An Evening with Zadie Smith
Sunday 9th November
Bath Pavilion, N Parade Rd, Bathwick, Bath BA2 4EU
6.30pm
7pm

An illuminating new essay collection from one of the most distinctive, exciting and acclaimed writers of her generation, Zadie Smith
'Zadie Smith is a wonderful essayist. She is a natural. She writes as she thinks, and she thinks crisply and exactly' - Tessa Hadley, Guardian
In this keenly awaited new collection, Zadie brings her unique skills as an essayist to bear on a range of subjects which have captured her attention in recent years.
She takes an exhilaratingly close look at artists Toyin Ojih Odutola, Kara Walker and Celia Paul. She invites us along to the movies, to see and to think about Tar, and to Glastonbury to witness the ascendance of Stormzy. She takes us on a walk down Kilburn High Road in her beloved North West London and invites us to mourn with her the passing of writers Joan Didion, Martin Amis, Hilary Mantel, Philip Roth and Toni Morrison.
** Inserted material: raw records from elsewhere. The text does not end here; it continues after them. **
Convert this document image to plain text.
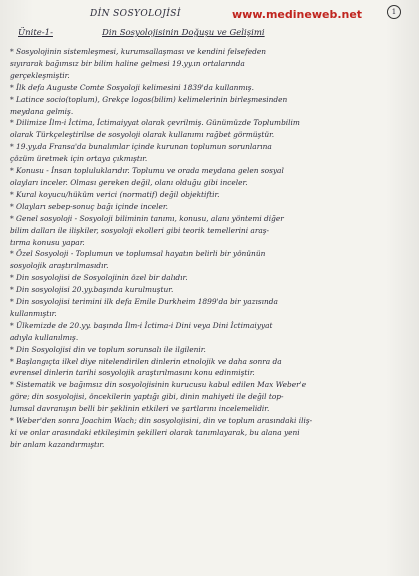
DİN SOSYOLOJİSİ	www.medineweb.net	1
Ünite-1-	Din Sosyolojisinin Doğuşu ve Gelişimi
* Sosyolojinin sistemleşmesi, kurumsallaşması ve kendini felsefeden
sıyırarak bağımsız bir bilim haline gelmesi 19.yy.ın ortalarında
gerçekleşmiştir.
* İlk defa Auguste Comte Sosyoloji kelimesini 1839'da kullanmış.
* Latince socio(toplum), Grekçe logos(bilim) kelimelerinin birleşmesinden
meydana gelmiş.
* Dilimize İlm-i İctima, İctimaiyyat olarak çevrilmiş. Günümüzde Toplumbilim
olarak Türkçeleştirilse de sosyoloji olarak kullanımı rağbet görmüştür.
* 19.yy.da Fransa'da bunalımlar içinde kurunan toplumun sorunlarına
çözüm üretmek için ortaya çıkmıştır.
* Konusu - İnsan topluluklarıdır. Toplumu ve orada meydana gelen sosyal
olayları inceler. Olması gereken değil, olanı olduğu gibi inceler.
* Kural koyucu/hüküm verici (normatif) değil objektiftir.
* Olayları sebep-sonuç bağı içinde inceler.
* Genel sosyoloji - Sosyoloji biliminin tanımı, konusu, alanı yöntemi diğer
bilim dalları ile ilişkiler, sosyoloji ekolleri gibi teorik temellerini araş-
tırma konusu yapar.
* Özel Sosyoloji - Toplumun ve toplumsal hayatın belirli bir yönünün
sosyolojik araştırılmasıdır.
* Din sosyolojisi de Sosyolojinin özel bir dalıdır.
* Din sosyolojisi 20.yy.başında kurulmuştur.
* Din sosyolojisi terimini ilk defa Emile Durkheim 1899'da bir yazısında
kullanmıştır.
* Ülkemizde de 20.yy. başında İlm-i İctima-i Dini veya Dini İctimaiyyat
adıyla kullanılmış.
* Din Sosyolojisi din ve toplum sorunsalı ile ilgilenir.
* Başlangıçta ilkel diye nitelendirilen dinlerin etnolojik ve daha sonra da
evrensel dinlerin tarihi sosyolojik araştırılmasını konu edinmiştir.
* Sistematik ve bağımsız din sosyolojisinin kurucusu kabul edilen Max Weber'e
göre; din sosyolojisi, öncekilerin yaptığı gibi, dinin mahiyeti ile değil top-
lumsal davranışın belli bir şeklinin etkileri ve şartlarını incelemelidir.
* Weber'den sonra Joachim Wach; din sosyolojisini, din ve toplum arasındaki iliş-
ki ve onlar arasındaki etkileşimin şekilleri olarak tanımlayarak, bu alana yeni
bir anlam kazandırmıştır.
She considers changes of government on both sides of the Atlantic - and the meaning of 'the commons' in all our lives.
Throughout this thrilling collection, Zadie shows us once again her unrivalled ability to think through critically and humanely some of the most urgent preoccupations and tendencies of our troubled times.
Zadie Smith is the author of the novels White Teeth, The Autograph Man, On Beauty, NW and Swing Time; as well as a novella, The Embassy of Cambodia; three collections of essays, Changing My Mind, Feel Free and Intimations; a collection of short stories, Grand Union; and the play, The Wife of Willesden, adapted from Chaucer. She is also the editor of The Book of Other People. Zadie Smith was born in north-west London, where she still lives. The Fraud is her first historical novel.